What is the difference between a relation and a closure? I know what a transitive, reflexive and symmetric relation is. When I study transitive, reflexive and symmetric closure of a binary relation, I find it difficult to get an intuition and so am unable to differentiate it with their corresponding relations. So can anyone please give an analogy kind of thing to make it easy to understand "closure" and relation between a "relation" and its "closure"?
Today is the first day I've come across these terms  so apologies for this silly question (if it really is).
 A: Some nice people have tried answering my question, and now I've totally understood the concept. However, I recently came across a wonderful explanation to this topic, which I think will help the new comers having the same question. This explanation is from the book "Discrete mathematics and its applications" by Kenneth H. Rosen, pg 597, 598:

A computer network has data centers in Boston, Chicago, Denver,
  Detroit, New York, and San Diego. There are direct, one-way telephone
  lines from Boston to Chicago, from Boston to Detroit, from Chicago to
  Detroit, from Detroit to Denver, and from New York to San Diego. Let R
  be the relation containing (a, b) if there is a telephone line from
  the data center in a to that in b. How can we determine if there is
  some (possibly indirect) link composed of one or more telephone lines
  from one center to another? Because not all links are direct, such as
  the link from Boston to Denver that goes through Detroit, R cannot be
  used directly to answer this. In the language of relations, R is not
  transitive, so it does not contain all the pairs that can be linked.
  As we will show in this section, we can find all pairs of data centers
  that have a link by constructing a transitive relation S containing R
  such that S is a subset of every transitive relation containing R.
  Here, S is the smallest transitive relation that contains R. This
  relation is called the transitive closure of R.

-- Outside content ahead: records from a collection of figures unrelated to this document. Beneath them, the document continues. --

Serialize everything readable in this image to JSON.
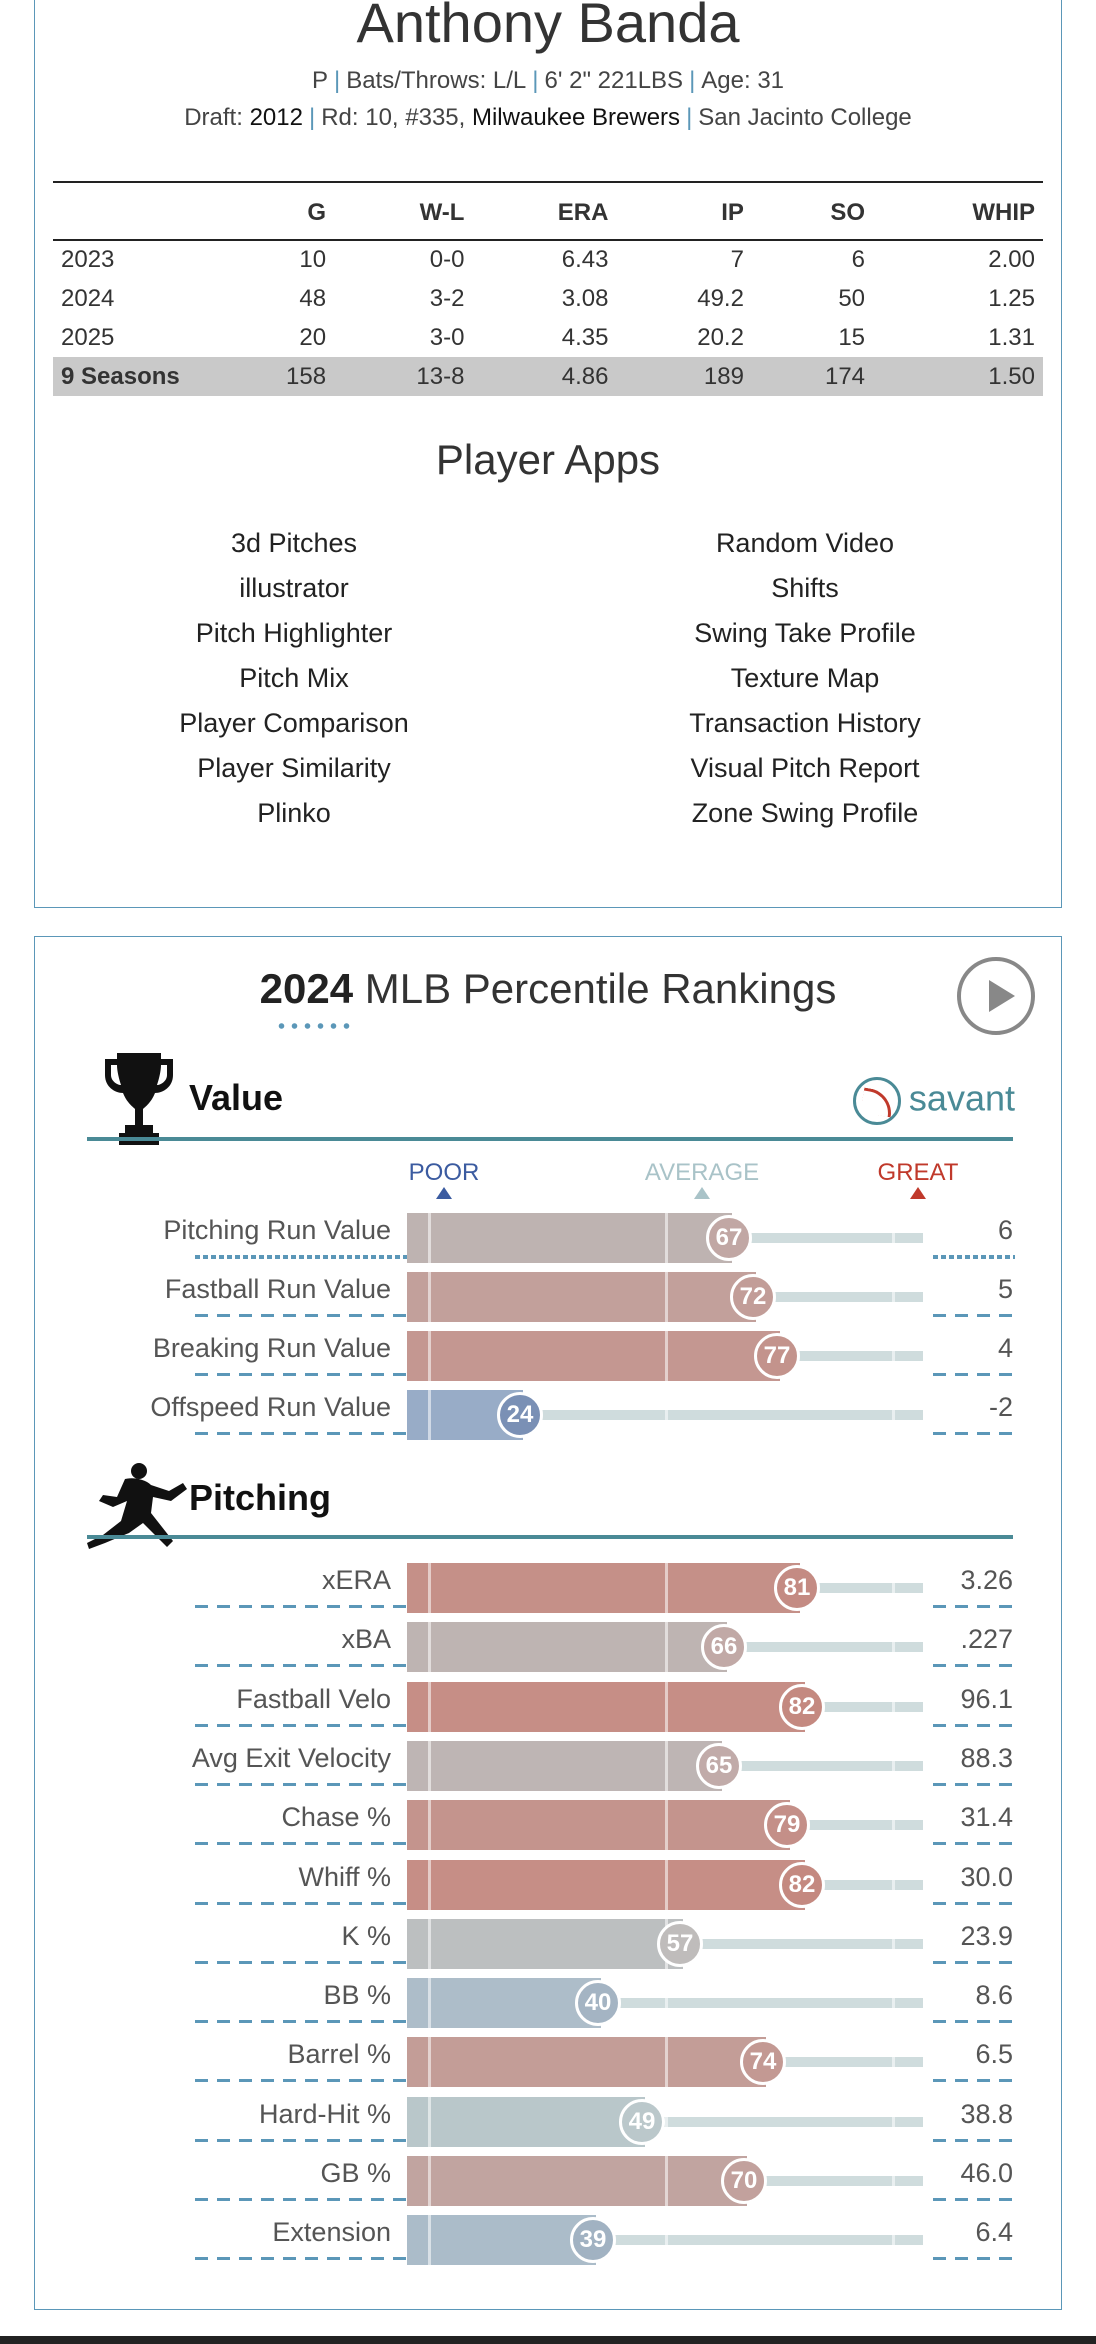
{
  "player": {
    "name": "Anthony Banda",
    "position": "P",
    "bats_throws": "Bats/Throws: L/L",
    "height_weight": "6' 2\" 221LBS",
    "age": "Age: 31",
    "draft_label": "Draft:",
    "draft_year": "2012",
    "draft_round": "Rd: 10, #335,",
    "draft_team": "Milwaukee Brewers",
    "college": "San Jacinto College"
  },
  "stats": {
    "headers": [
      "",
      "G",
      "W-L",
      "ERA",
      "IP",
      "SO",
      "WHIP"
    ],
    "rows": [
      [
        "2023",
        "10",
        "0-0",
        "6.43",
        "7",
        "6",
        "2.00"
      ],
      [
        "2024",
        "48",
        "3-2",
        "3.08",
        "49.2",
        "50",
        "1.25"
      ],
      [
        "2025",
        "20",
        "3-0",
        "4.35",
        "20.2",
        "15",
        "1.31"
      ]
    ],
    "total": [
      "9 Seasons",
      "158",
      "13-8",
      "4.86",
      "189",
      "174",
      "1.50"
    ]
  },
  "apps": {
    "title": "Player Apps",
    "left": [
      "3d Pitches",
      "illustrator",
      "Pitch Highlighter",
      "Pitch Mix",
      "Player Comparison",
      "Player Similarity",
      "Plinko"
    ],
    "right": [
      "Random Video",
      "Shifts",
      "Swing Take Profile",
      "Texture Map",
      "Transaction History",
      "Visual Pitch Report",
      "Zone Swing Profile"
    ]
  },
  "rankings": {
    "year": "2024",
    "title_rest": "MLB Percentile Rankings",
    "brand": "savant",
    "scale": {
      "poor": "POOR",
      "average": "AVERAGE",
      "great": "GREAT",
      "poor_color": "#3b5ba0",
      "average_color": "#a9c3c8",
      "great_color": "#c0392b"
    },
    "value_section": {
      "label": "Value",
      "metrics": [
        {
          "name": "Pitching Run Value",
          "pct": 67,
          "value": "6",
          "dense": true
        },
        {
          "name": "Fastball Run Value",
          "pct": 72,
          "value": "5"
        },
        {
          "name": "Breaking Run Value",
          "pct": 77,
          "value": "4"
        },
        {
          "name": "Offspeed Run Value",
          "pct": 24,
          "value": "-2"
        }
      ]
    },
    "pitching_section": {
      "label": "Pitching",
      "metrics": [
        {
          "name": "xERA",
          "pct": 81,
          "value": "3.26"
        },
        {
          "name": "xBA",
          "pct": 66,
          "value": ".227"
        },
        {
          "name": "Fastball Velo",
          "pct": 82,
          "value": "96.1"
        },
        {
          "name": "Avg Exit Velocity",
          "pct": 65,
          "value": "88.3"
        },
        {
          "name": "Chase %",
          "pct": 79,
          "value": "31.4"
        },
        {
          "name": "Whiff %",
          "pct": 82,
          "value": "30.0"
        },
        {
          "name": "K %",
          "pct": 57,
          "value": "23.9"
        },
        {
          "name": "BB %",
          "pct": 40,
          "value": "8.6"
        },
        {
          "name": "Barrel %",
          "pct": 74,
          "value": "6.5"
        },
        {
          "name": "Hard-Hit %",
          "pct": 49,
          "value": "38.8"
        },
        {
          "name": "GB %",
          "pct": 70,
          "value": "46.0"
        },
        {
          "name": "Extension",
          "pct": 39,
          "value": "6.4"
        }
      ]
    }
  }
}
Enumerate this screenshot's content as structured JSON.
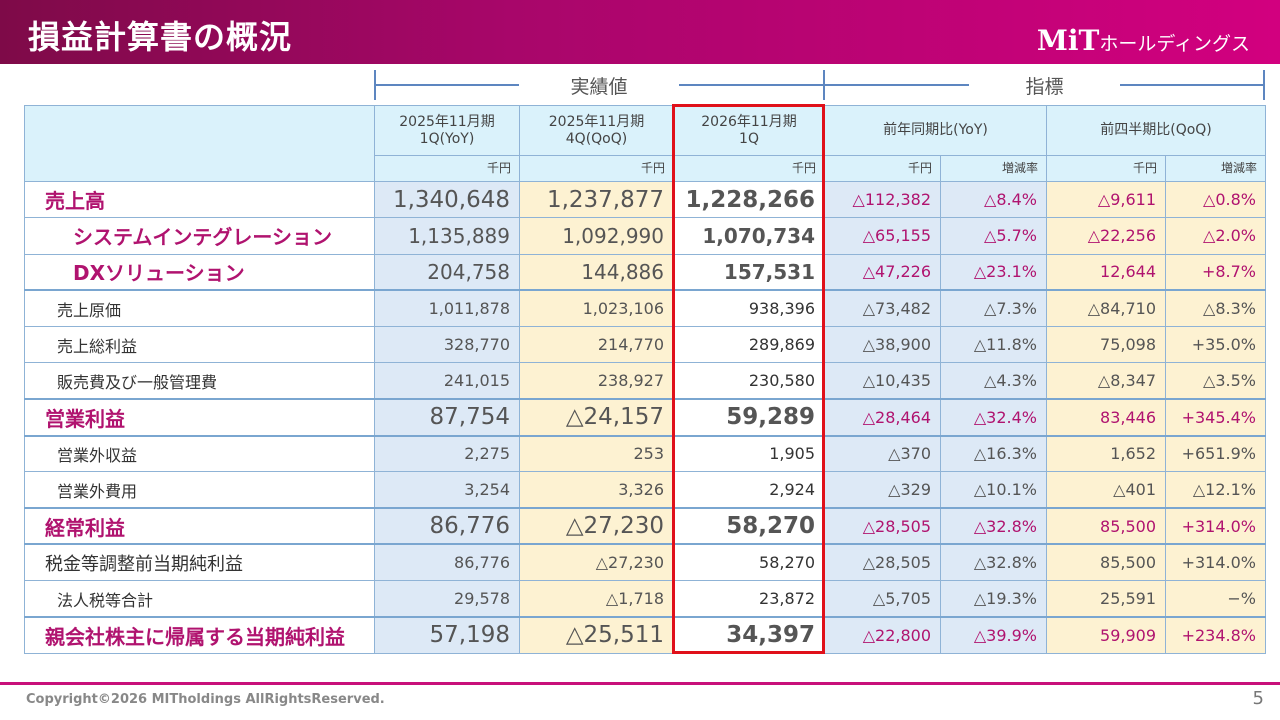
{
  "header": {
    "title": "損益計算書の概況",
    "logo_mark": "MiT",
    "logo_text": "ホールディングス"
  },
  "groups": {
    "actual": "実績値",
    "indicator": "指標"
  },
  "columns": {
    "c1": "2025年11月期\n1Q(YoY)",
    "c2": "2025年11月期\n4Q(QoQ)",
    "c3": "2026年11月期\n1Q",
    "yoy": "前年同期比(YoY)",
    "qoq": "前四半期比(QoQ)",
    "unit": "千円",
    "rate": "増減率"
  },
  "rows": [
    {
      "label": "売上高",
      "type": "major",
      "v": [
        "1,340,648",
        "1,237,877",
        "1,228,266",
        "△112,382",
        "△8.4%",
        "△9,611",
        "△0.8%"
      ]
    },
    {
      "label": "システムインテグレーション",
      "type": "sub",
      "v": [
        "1,135,889",
        "1,092,990",
        "1,070,734",
        "△65,155",
        "△5.7%",
        "△22,256",
        "△2.0%"
      ]
    },
    {
      "label": "DXソリューション",
      "type": "sub",
      "gb": true,
      "v": [
        "204,758",
        "144,886",
        "157,531",
        "△47,226",
        "△23.1%",
        "12,644",
        "+8.7%"
      ]
    },
    {
      "label": "売上原価",
      "type": "norm",
      "v": [
        "1,011,878",
        "1,023,106",
        "938,396",
        "△73,482",
        "△7.3%",
        "△84,710",
        "△8.3%"
      ]
    },
    {
      "label": "売上総利益",
      "type": "norm",
      "v": [
        "328,770",
        "214,770",
        "289,869",
        "△38,900",
        "△11.8%",
        "75,098",
        "+35.0%"
      ]
    },
    {
      "label": "販売費及び一般管理費",
      "type": "norm",
      "gb": true,
      "v": [
        "241,015",
        "238,927",
        "230,580",
        "△10,435",
        "△4.3%",
        "△8,347",
        "△3.5%"
      ]
    },
    {
      "label": "営業利益",
      "type": "major",
      "gb": true,
      "v": [
        "87,754",
        "△24,157",
        "59,289",
        "△28,464",
        "△32.4%",
        "83,446",
        "+345.4%"
      ]
    },
    {
      "label": "営業外収益",
      "type": "norm",
      "v": [
        "2,275",
        "253",
        "1,905",
        "△370",
        "△16.3%",
        "1,652",
        "+651.9%"
      ]
    },
    {
      "label": "営業外費用",
      "type": "norm",
      "gb": true,
      "v": [
        "3,254",
        "3,326",
        "2,924",
        "△329",
        "△10.1%",
        "△401",
        "△12.1%"
      ]
    },
    {
      "label": "経常利益",
      "type": "major",
      "gb": true,
      "v": [
        "86,776",
        "△27,230",
        "58,270",
        "△28,505",
        "△32.8%",
        "85,500",
        "+314.0%"
      ]
    },
    {
      "label": "税金等調整前当期純利益",
      "type": "mid",
      "v": [
        "86,776",
        "△27,230",
        "58,270",
        "△28,505",
        "△32.8%",
        "85,500",
        "+314.0%"
      ]
    },
    {
      "label": "法人税等合計",
      "type": "norm",
      "gb": true,
      "v": [
        "29,578",
        "△1,718",
        "23,872",
        "△5,705",
        "△19.3%",
        "25,591",
        "−%"
      ]
    },
    {
      "label": "親会社株主に帰属する当期純利益",
      "type": "major",
      "v": [
        "57,198",
        "△25,511",
        "34,397",
        "△22,800",
        "△39.9%",
        "59,909",
        "+234.8%"
      ]
    }
  ],
  "footer": {
    "copyright": "Copyright©2026 MITholdings AllRightsReserved.",
    "page": "5"
  },
  "colors": {
    "brand": "#c8107a",
    "highlight_border": "#e0101a",
    "negative_text": "#b0136f"
  }
}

In general, let R be a relation on a set A. R may or may not have some
  property P, such as reflexivity, symmetry, or transitivity. If there
  is a relation S with property P containing R such that S is a subset
  of every relation with property P containing R, then S is called the
  closure of R with respect to P. (Note that the closure of a relation
  with respect to a property may not exist; see Exercises 15 and 35.)We
  will show how reflexive, symmetric, and transitive closures of
  relations can be found.
The relation R = {(1, 1), (1, 2), (2, 1), (3, 2)} on the set A = {1,
  2, 3} is not reflexive. How can we produce a reflexive relation
  containing R that is as small as possible? This can be done by adding
  (2, 2) and (3, 3) to R, because these are the only pairs of the form
  (a, a) that are not in R. Clearly, this new relation contains R.
  Furthermore, any reflexive relation that contains R must also contain
  (2, 2) and (3, 3). Because this relation contains R, is reflexive, and
  is contained within every reflexive relation that contains R, it is
  called the reflexive closure of R.

A: If you have a relation $R$, its transitive closure $R^+$ is the smallest transitive relation such that $R \subseteq R^+$. If $R$ is already transitive, then $R = R^+$. So a transitive closure is also a relation, and it is the relation that is obtained by expanding the original relation in such a way as to make it transitive. The same idea applies to reflexive closure and symmetric closure.